Ever since a copy of Adrian Orange and Her Band showed up in my mailbox last month, toeing its infectious Nigeria-via-Olympia horn lines, I've spent a significant amount of time trying to puzzle out the meaning of the album's title. Though it is by no means the only perplexing choice that Mr. Orange—a startlingly prodigious artist with 10 full-lengths of mostly unornamented solo guitar-and-voice material under his belt at only 21 years of age—has made over the course of his musical career, I was really having a hard time with this one. Why, other than for reasons of self-sabotage, would Orange, a rising star and native son of the Portland music community, heralded by both Dirty Projectors' Dave Longstreth and Microphones' Phil Elverum (who also engineered the record) as one of the greatest songwriters of our time, rename his project just as it was becoming known? He did this not once (the first time in 2006, switching from the moniker Thanksgiving to Adrian Orange), not twice (the second time from Adrian Orange to Adrian Orange and the Child Slave Rebellion), but thrice, now performing and recording under the name Adrian Orange and Her Band, as per the new eponymous K Records-released album.

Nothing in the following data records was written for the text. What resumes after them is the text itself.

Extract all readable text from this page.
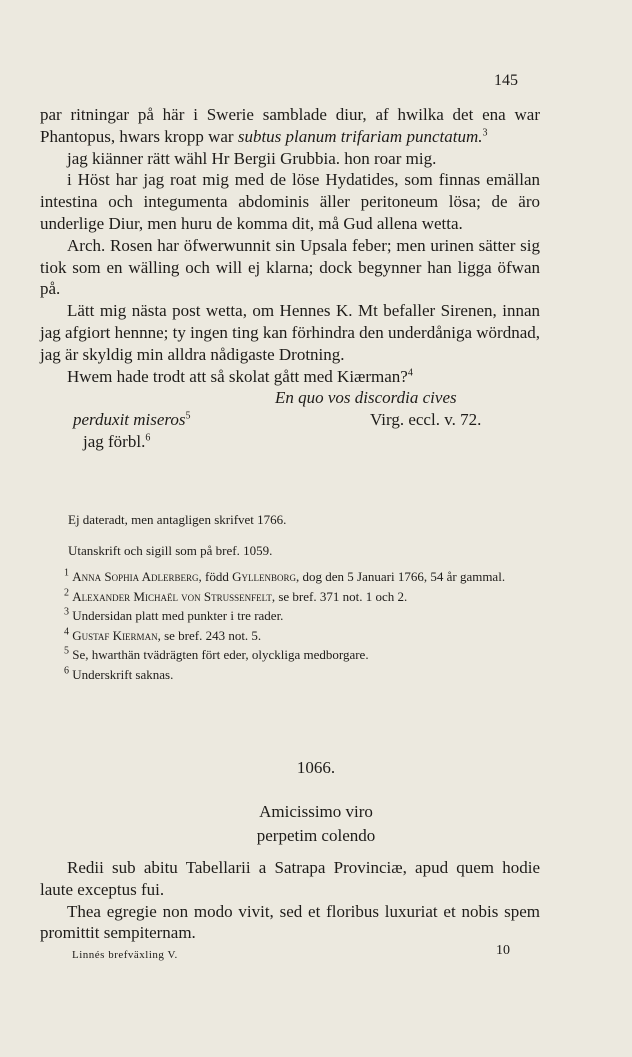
145

par ritningar på här i Swerie samblade diur, af hwilka det ena war Phantopus, hwars kropp war subtus planum trifariam punctatum.$^3$

jag kiänner rätt wähl Hr Bergii Grubbia. hon roar mig.

i Höst har jag roat mig med de löse Hydatides, som finnas emällan intestina och integumenta abdominis äller peritoneum lösa; de äro underlige Diur, men huru de komma dit, må Gud allena wetta.

Arch. Rosen har öfwerwunnit sin Upsala feber; men urinen sätter sig tiok som en wälling och will ej klarna; dock begynner han ligga öfwan på.

Lätt mig nästa post wetta, om Hennes K. Mt befaller Sirenen, innan jag afgiort hennne; ty ingen ting kan förhindra den underdåniga wördnad, jag är skyldig min alldra nådigaste Drotning.

Hwem hade trodt att så skolat gått med Kiærman?$^4$

En quo vos discordia cives
perduxit miseros$^5$	Virg. eccl. v. 72.
jag förbl.$^6$

Ej dateradt, men antagligen skrifvet 1766.

Utanskrift och sigill som på bref. 1059.

$^1$ Anna Sophia Adlerberg, född Gyllenborg, dog den 5 Januari 1766, 54 år gammal.

$^2$ Alexander Michaël von Strussenfelt, se bref. 371 not. 1 och 2.

$^3$ Undersidan platt med punkter i tre rader.

$^4$ Gustaf Kierman, se bref. 243 not. 5.

$^5$ Se, hwarthän tvädrägten fört eder, olyckliga medborgare.

$^6$ Underskrift saknas.

1066.
Amicissimo viro
perpetim colendo

Redii sub abitu Tabellarii a Satrapa Provinciæ, apud quem hodie laute exceptus fui.

Thea egregie non modo vivit, sed et floribus luxuriat et nobis spem promittit sempiternam.

Linnés brefväxling V.	10
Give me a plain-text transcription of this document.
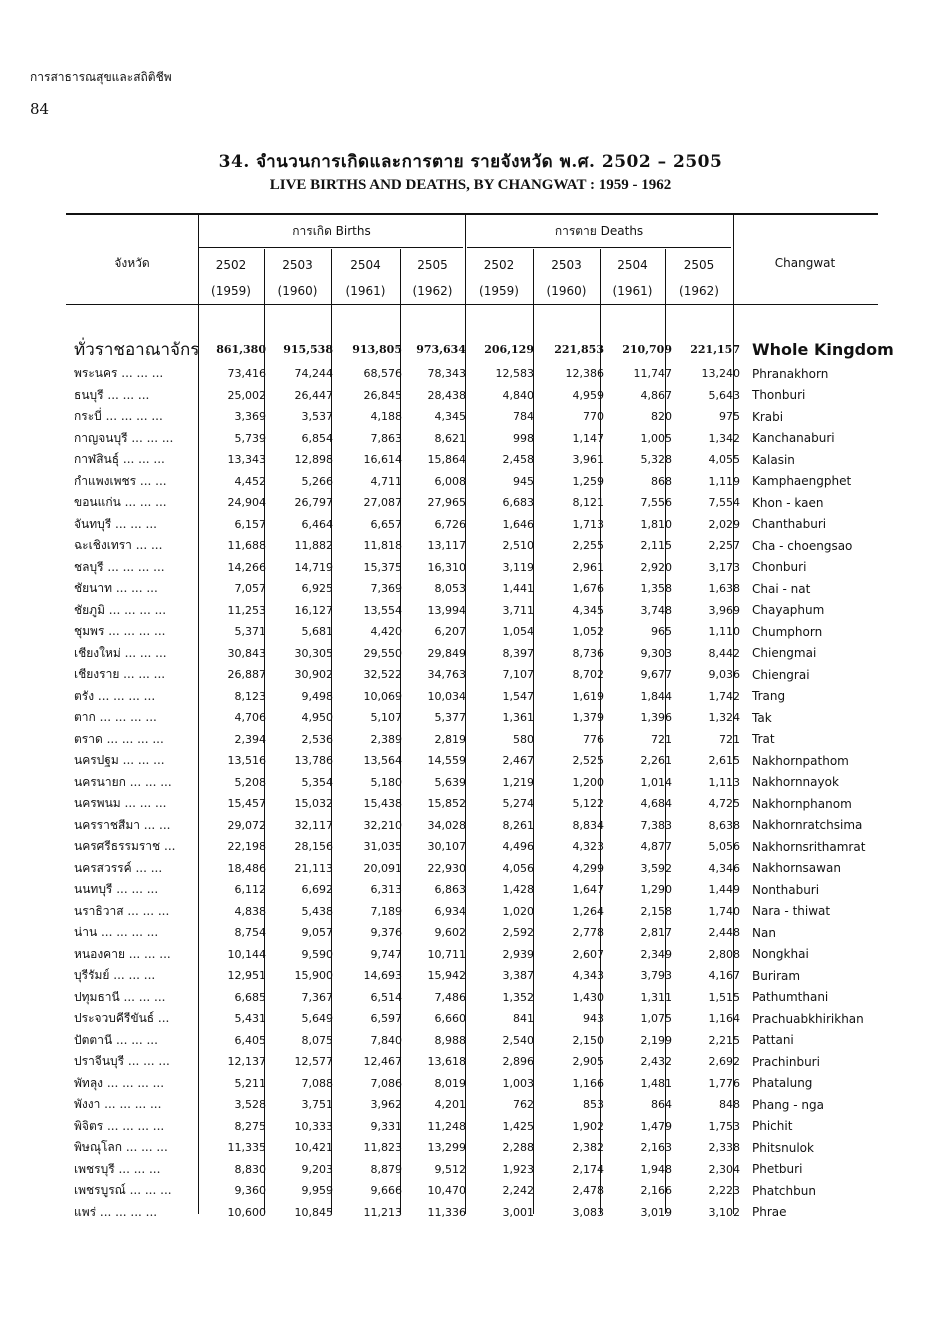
การสาธารณสุขและสถิติชีพ
84
34. จำนวนการเกิดและการตาย รายจังหวัด พ.ศ. 2502 – 2505
LIVE BIRTHS AND DEATHS, BY CHANGWAT : 1959 - 1962
จังหวัด	Changwat
การเกิด Births	การตาย Deaths
2502	2503	2504	2505	2502	2503	2504	2505
(1959)	(1960)	(1961)	(1962)	(1959)	(1960)	(1961)	(1962)
ทั่วราชอาณาจักร	861,380	915,538	913,805	973,634	206,129	221,853	210,709	221,157	Whole Kingdom
พระนคร ... ... ...	73,416	74,244	68,576	78,343	12,583	12,386	11,747	13,240	Phranakhorn
ธนบุรี ... ... ...	25,002	26,447	26,845	28,438	4,840	4,959	4,867	5,643	Thonburi
กระบี่ ... ... ... ...	3,369	3,537	4,188	4,345	784	770	820	975	Krabi
กาญจนบุรี ... ... ...	5,739	6,854	7,863	8,621	998	1,147	1,005	1,342	Kanchanaburi
กาฬสินธุ์ ... ... ...	13,343	12,898	16,614	15,864	2,458	3,961	5,328	4,055	Kalasin
กำแพงเพชร ... ...	4,452	5,266	4,711	6,008	945	1,259	868	1,119	Kamphaengphet
ขอนแก่น ... ... ...	24,904	26,797	27,087	27,965	6,683	8,121	7,556	7,554	Khon - kaen
จันทบุรี ... ... ...	6,157	6,464	6,657	6,726	1,646	1,713	1,810	2,029	Chanthaburi
ฉะเชิงเทรา ... ...	11,688	11,882	11,818	13,117	2,510	2,255	2,115	2,257	Cha - choengsao
ชลบุรี ... ... ... ...	14,266	14,719	15,375	16,310	3,119	2,961	2,920	3,173	Chonburi
ชัยนาท ... ... ...	7,057	6,925	7,369	8,053	1,441	1,676	1,358	1,638	Chai - nat
ชัยภูมิ ... ... ... ...	11,253	16,127	13,554	13,994	3,711	4,345	3,748	3,969	Chayaphum
ชุมพร ... ... ... ...	5,371	5,681	4,420	6,207	1,054	1,052	965	1,110	Chumphorn
เชียงใหม่ ... ... ...	30,843	30,305	29,550	29,849	8,397	8,736	9,303	8,442	Chiengmai
เชียงราย ... ... ...	26,887	30,902	32,522	34,763	7,107	8,702	9,677	9,036	Chiengrai
ตรัง ... ... ... ...	8,123	9,498	10,069	10,034	1,547	1,619	1,844	1,742	Trang
ตาก ... ... ... ...	4,706	4,950	5,107	5,377	1,361	1,379	1,396	1,324	Tak
ตราด ... ... ... ...	2,394	2,536	2,389	2,819	580	776	721	721	Trat
นครปฐม ... ... ...	13,516	13,786	13,564	14,559	2,467	2,525	2,261	2,615	Nakhornpathom
นครนายก ... ... ...	5,208	5,354	5,180	5,639	1,219	1,200	1,014	1,113	Nakhornnayok
นครพนม ... ... ...	15,457	15,032	15,438	15,852	5,274	5,122	4,684	4,725	Nakhornphanom
นครราชสีมา ... ...	29,072	32,117	32,210	34,028	8,261	8,834	7,383	8,638	Nakhornratchsima
นครศรีธรรมราช ...	22,198	28,156	31,035	30,107	4,496	4,323	4,877	5,056	Nakhornsrithamrat
นครสวรรค์ ... ...	18,486	21,113	20,091	22,930	4,056	4,299	3,592	4,346	Nakhornsawan
นนทบุรี ... ... ...	6,112	6,692	6,313	6,863	1,428	1,647	1,290	1,449	Nonthaburi
นราธิวาส ... ... ...	4,838	5,438	7,189	6,934	1,020	1,264	2,158	1,740	Nara - thiwat
น่าน ... ... ... ...	8,754	9,057	9,376	9,602	2,592	2,778	2,817	2,448	Nan
หนองคาย ... ... ...	10,144	9,590	9,747	10,711	2,939	2,607	2,349	2,808	Nongkhai
บุรีรัมย์ ... ... ...	12,951	15,900	14,693	15,942	3,387	4,343	3,793	4,167	Buriram
ปทุมธานี ... ... ...	6,685	7,367	6,514	7,486	1,352	1,430	1,311	1,515	Pathumthani
ประจวบคีรีขันธ์ ...	5,431	5,649	6,597	6,660	841	943	1,075	1,164	Prachuabkhirikhan
ปัตตานี ... ... ...	6,405	8,075	7,840	8,988	2,540	2,150	2,199	2,215	Pattani
ปราจีนบุรี ... ... ...	12,137	12,577	12,467	13,618	2,896	2,905	2,432	2,692	Prachinburi
พัทลุง ... ... ... ...	5,211	7,088	7,086	8,019	1,003	1,166	1,481	1,776	Phatalung
พังงา ... ... ... ...	3,528	3,751	3,962	4,201	762	853	864	848	Phang - nga
พิจิตร ... ... ... ...	8,275	10,333	9,331	11,248	1,425	1,902	1,479	1,753	Phichit
พิษณุโลก ... ... ...	11,335	10,421	11,823	13,299	2,288	2,382	2,163	2,338	Phitsnulok
เพชรบุรี ... ... ...	8,830	9,203	8,879	9,512	1,923	2,174	1,948	2,304	Phetburi
เพชรบูรณ์ ... ... ...	9,360	9,959	9,666	10,470	2,242	2,478	2,166	2,223	Phatchbun
แพร่ ... ... ... ...	10,600	10,845	11,213	11,336	3,001	3,083	3,019	3,102	Phrae
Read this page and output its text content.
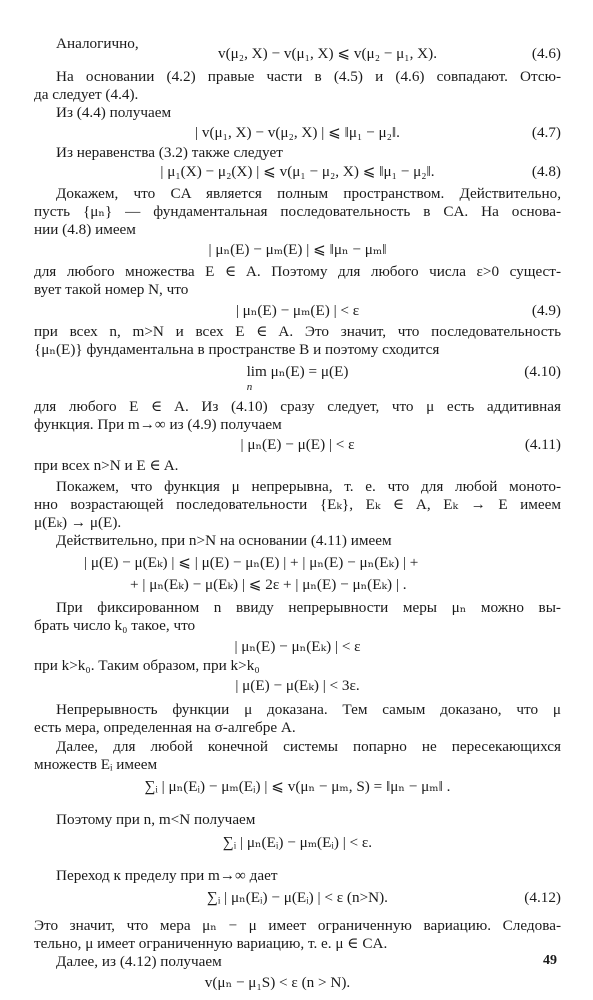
Аналогично,
v(μ₂, X) − v(μ₁, X) ⩽ v(μ₂ − μ₁, X).	(4.6)
На основании (4.2) правые части в (4.5) и (4.6) совпадают. Отсю-
да следует (4.4).
Из (4.4) получаем
| v(μ₁, X) − v(μ₂, X) | ⩽ ‖μ₁ − μ₂‖.	(4.7)
Из неравенства (3.2) также следует
| μ₁(X) − μ₂(X) | ⩽ v(μ₁ − μ₂, X) ⩽ ‖μ₁ − μ₂‖.	(4.8)
Докажем, что CA является полным пространством. Действительно,
пусть {μₙ} — фундаментальная последовательность в CA. На основа-
нии (4.8) имеем
| μₙ(E) − μₘ(E) | ⩽ ‖μₙ − μₘ‖
для любого множества E ∈ A. Поэтому для любого числа ε>0 сущест-
вует такой номер N, что
| μₙ(E) − μₘ(E) | < ε	(4.9)
при всех n, m>N и всех E ∈ A. Это значит, что последовательность
{μₙ(E)} фундаментальна в пространстве B и поэтому сходится
lim μₙ(E) = μ(E)
n
(4.10)
для любого E ∈ A. Из (4.10) сразу следует, что μ есть аддитивная
функция. При m→∞ из (4.9) получаем
| μₙ(E) − μ(E) | < ε	(4.11)
при всех n>N и E ∈ A.
Покажем, что функция μ непрерывна, т. е. что для любой моното-
нно возрастающей последовательности {Eₖ}, Eₖ ∈ A, Eₖ → E имеем
μ(Eₖ) → μ(E).
Действительно, при n>N на основании (4.11) имеем
| μ(E) − μ(Eₖ) | ⩽ | μ(E) − μₙ(E) | + | μₙ(E) − μₙ(Eₖ) | +
+ | μₙ(Eₖ) − μ(Eₖ) | ⩽ 2ε + | μₙ(E) − μₙ(Eₖ) | .
При фиксированном n ввиду непрерывности меры μₙ можно вы-
брать число k₀ такое, что
| μₙ(E) − μₙ(Eₖ) | < ε
при k>k₀. Таким образом, при k>k₀
| μ(E) − μ(Eₖ) | < 3ε.
Непрерывность функции μ доказана. Тем самым доказано, что μ
есть мера, определенная на σ-алгебре A.
Далее, для любой конечной системы попарно не пересекающихся
множеств Eᵢ имеем
∑ᵢ | μₙ(Eᵢ) − μₘ(Eᵢ) | ⩽ v(μₙ − μₘ, S) = ‖μₙ − μₘ‖ .
Поэтому при n, m<N получаем
∑ᵢ | μₙ(Eᵢ) − μₘ(Eᵢ) | < ε.
Переход к пределу при m→∞ дает
∑ᵢ | μₙ(Eᵢ) − μ(Eᵢ) | < ε (n>N).	(4.12)
Это значит, что мера μₙ − μ имеет ограниченную вариацию. Следова-
тельно, μ имеет ограниченную вариацию, т. е. μ ∈ CA.
Далее, из (4.12) получаем
v(μₙ − μ₁S) < ε (n > N).
49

Despite my confusion, I was all the while rejoicing that Orange had finally made the energetic, brass-rich, Afro beat-influenced, large-ensemble record that I had hoped for, but not dared to expect, since seeing him perform in that mode last summer. And then, of course, I grasped the obvious; this is fundamentally an album not just by Orange, whose wild, bleating vocals and lyrical interest in the sanctity of the mundane still stand front-and-center, but an album by Orange and his band. And what a band it is, populated by Northwest all-stars like Old Time Relijun's Ben Hartman on sax, Evolutionary Jass Band's Jesse Johnson on trumpet, and Olympia godfather Calvin Johnson pitching in on vocals and kettledrum. Rather than obscuring the wonderfully unpolished idiosyncrasies of Orange's stark musical vision, the expanded instrumentation and backup choir shine a light that brings out the charm of their unique contours all the more. The band lets Adrian be Adrian.
As for the gender ambiguity, well, I haven't quite figured that one out yet. Asking Adrian Orange himself about "her" band yielded the following response: "I'm not sure whether it's because I am a transsexual or the Goddess rules the band. Either way I am cool with it." Yeah, he's a weird guy, but that's part of the appeal. See for yourself on Friday, September 21 at the Artistery as he celebrates the release of Adrian Orange and Her Band with the Watery Graves' Davis Hooker, and K colleagues C.O.C.O.